My husband suffers with anxiety and depression has since i met him so his parents don't say anything his childhood is the reason he has these problems so when he ask for help as a adult they do it as i guess they feel guilty. I have got him leaflets from baby group for dad's struggling he refuses to go he won't help himself.. I could suggest marriage counselling but he wouldn't even go to the counselling the doctors asked him to go to when he first got put on anti depressants so i dont think that will work. I really try to be understanding of his problems but I'm exhausted and feel like his playing on it to just get out of doing anything. His response when I bring it up is I think I'll be better when she's older... I'll be able to handle her more! I wouldn't even probably mind as much if he did some stuff round the house but the most he contributes to our marriage is going to work and paying the bills.

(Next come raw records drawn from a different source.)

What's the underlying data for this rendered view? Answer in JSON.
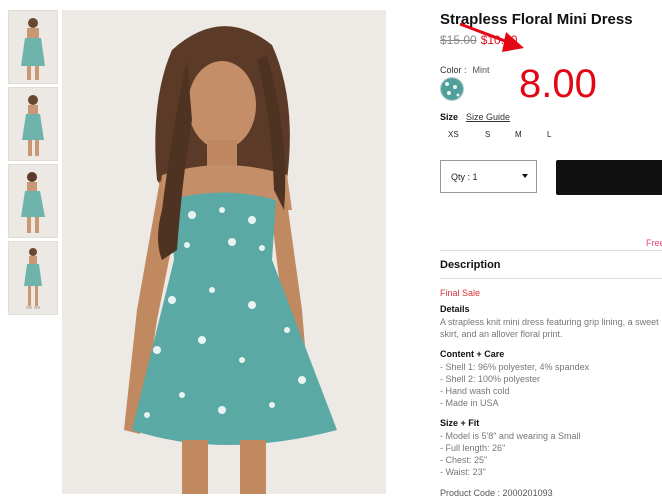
{
  "product": {
    "title": "Strapless Floral Mini Dress",
    "old_price": "$15.00",
    "new_price": "$10.00",
    "annotation_price": "8.00",
    "color_label": "Color",
    "color_value": "Mint",
    "size_label": "Size",
    "size_guide": "Size Guide",
    "sizes": [
      "XS",
      "S",
      "M",
      "L"
    ],
    "quantity": "Qty : 1",
    "free_text": "Free"
  },
  "description": {
    "heading": "Description",
    "final_sale": "Final Sale",
    "details_heading": "Details",
    "details_lines": [
      "A strapless knit mini dress featuring grip lining, a sweet",
      "skirt, and an allover floral print."
    ],
    "content_heading": "Content + Care",
    "content_lines": [
      "- Shell 1: 96% polyester, 4% spandex",
      "- Shell 2: 100% polyester",
      "- Hand wash cold",
      "- Made in USA"
    ],
    "fit_heading": "Size + Fit",
    "fit_lines": [
      "- Model is 5'8\" and wearing a Small",
      "- Full length: 26\"",
      "- Chest: 25\"",
      "- Waist: 23\""
    ],
    "product_code": "Product Code : 2000201093"
  },
  "colors": {
    "sale_red": "#e0101a",
    "annotation_red": "#e30613",
    "dress_teal": "#5aa9a4",
    "button_black": "#111111"
  },
  "icons": [
    "dress-swatch-icon",
    "dropdown-caret-icon",
    "red-arrow-annotation"
  ]
}
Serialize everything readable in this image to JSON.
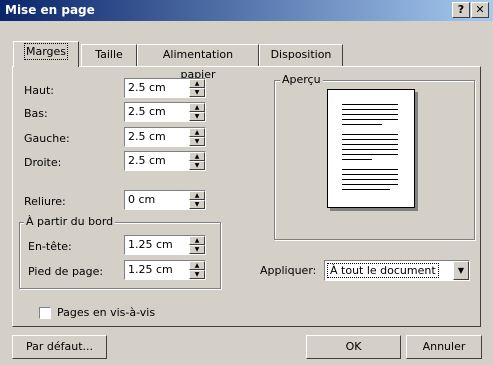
{
  "window": {
    "title": "Mise en page",
    "help_glyph": "?",
    "close_glyph": "✕"
  },
  "tabs": [
    {
      "label": "Marges",
      "active": true
    },
    {
      "label": "Taille"
    },
    {
      "label": "Alimentation papier"
    },
    {
      "label": "Disposition"
    }
  ],
  "margins": {
    "haut": {
      "label": "Haut:",
      "value": "2.5 cm"
    },
    "bas": {
      "label": "Bas:",
      "value": "2.5 cm"
    },
    "gauche": {
      "label": "Gauche:",
      "value": "2.5 cm"
    },
    "droite": {
      "label": "Droite:",
      "value": "2.5 cm"
    },
    "reliure": {
      "label": "Reliure:",
      "value": "0 cm"
    }
  },
  "from_edge": {
    "group_label": "À partir du bord",
    "entete": {
      "label": "En-tête:",
      "value": "1.25 cm"
    },
    "pied": {
      "label": "Pied de page:",
      "value": "1.25 cm"
    }
  },
  "preview": {
    "group_label": "Aperçu"
  },
  "apply": {
    "label": "Appliquer:",
    "value": "À tout le document"
  },
  "mirror": {
    "label": "Pages en vis-à-vis",
    "checked": false
  },
  "buttons": {
    "default": "Par défaut...",
    "ok": "OK",
    "cancel": "Annuler"
  }
}
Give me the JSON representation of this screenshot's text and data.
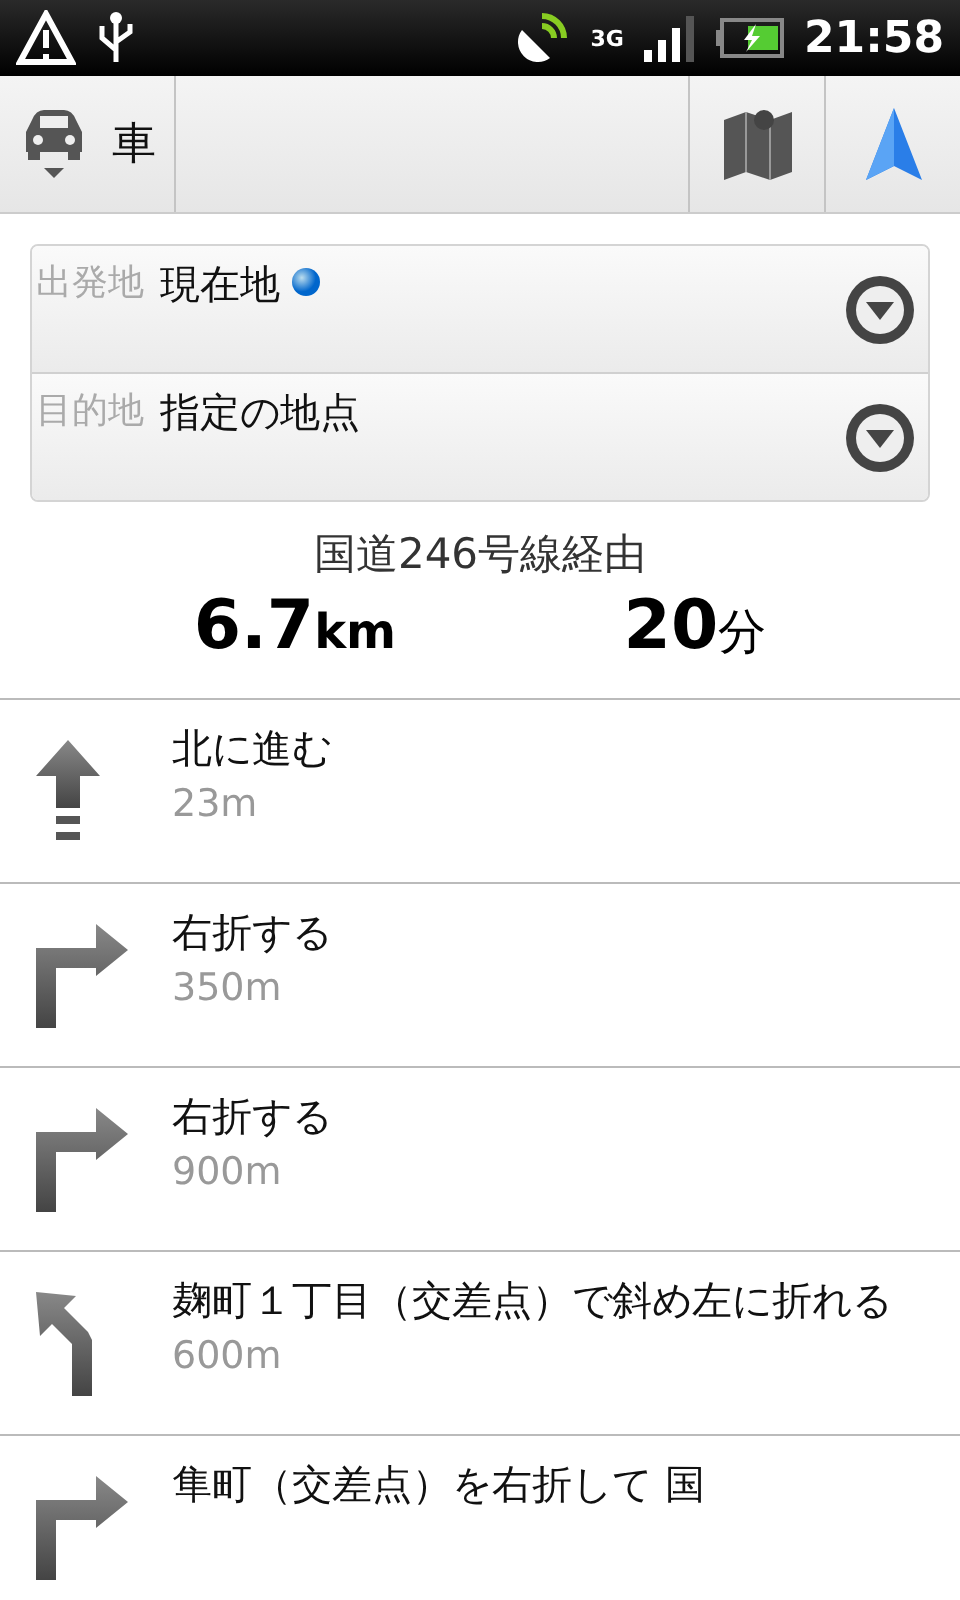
{
  "status_bar": {
    "network": "3G",
    "time": "21:58"
  },
  "toolbar": {
    "mode_label": "車"
  },
  "route_form": {
    "fields": [
      {
        "label": "出発地",
        "value": "現在地",
        "current_location": true
      },
      {
        "label": "目的地",
        "value": "指定の地点",
        "current_location": false
      }
    ]
  },
  "summary": {
    "via": "国道246号線経由",
    "distance": "6.7",
    "distance_unit": "km",
    "duration": "20",
    "duration_unit": "分"
  },
  "steps": [
    {
      "kind": "straight",
      "instruction": "北に進む",
      "distance": "23m"
    },
    {
      "kind": "right",
      "instruction": "右折する",
      "distance": "350m"
    },
    {
      "kind": "right",
      "instruction": "右折する",
      "distance": "900m"
    },
    {
      "kind": "slight_left",
      "instruction": "麹町１丁目（交差点）で斜め左に折れる",
      "distance": "600m"
    },
    {
      "kind": "right",
      "instruction": "隼町（交差点）を右折して 国"
    }
  ]
}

I love him I do but I literally hate him atm and I feel like I'm trapped.

OP posts:
DeeplyDippy76 · 04/12/2018 23:04

Flowersmy heart goes out to you OP!

My OH also doesn't do anything around the house, goes out to work and pays the mortgage etc but all household/ childcare is "my" role in his eyes as I'm not working he says 😳😠.

His saving grace is he does love our little girl and she dotes on him. But I feel selfish when I think to myself is that enough? But my life is stretching out ahead of me in a long lonely line at the moment.

I really hope you can see a way forward,,. Maybe call his bluff and say you want to leave? If he isn't bothered then sadly you've got your answer, you can't flog a dead horse.

MummEE2 · 28/12/2018 13:00

Something needs to change for your sanity's sake. Your husband really needs to start pulling his weight and be told if he's not helping with child he can do extra housework. When your child is older the childcare and housework duties can be more equal then. If he doesn't agree I'm afraid it's not looking good

MumUnderTheMoon · 13/01/2019 11:58

From your posts it sounds like your saying he isn't helping because of his mental health, but, having anxiety,depression etc is no excuse for shirking your parental responsibilities. We are very quick to make excuses for men when it comes to child care and domestic responsibilities but anxious,depressed women raise kids and keep houses everyday. You need to have a sit down with your husband and have a very straight forward conversation with him about his responsibilities as a husband and father. If he isn't going to help you may as well be doing it by yourself, it would probably be easier. Perhaps some straight talking will give home a wake up call.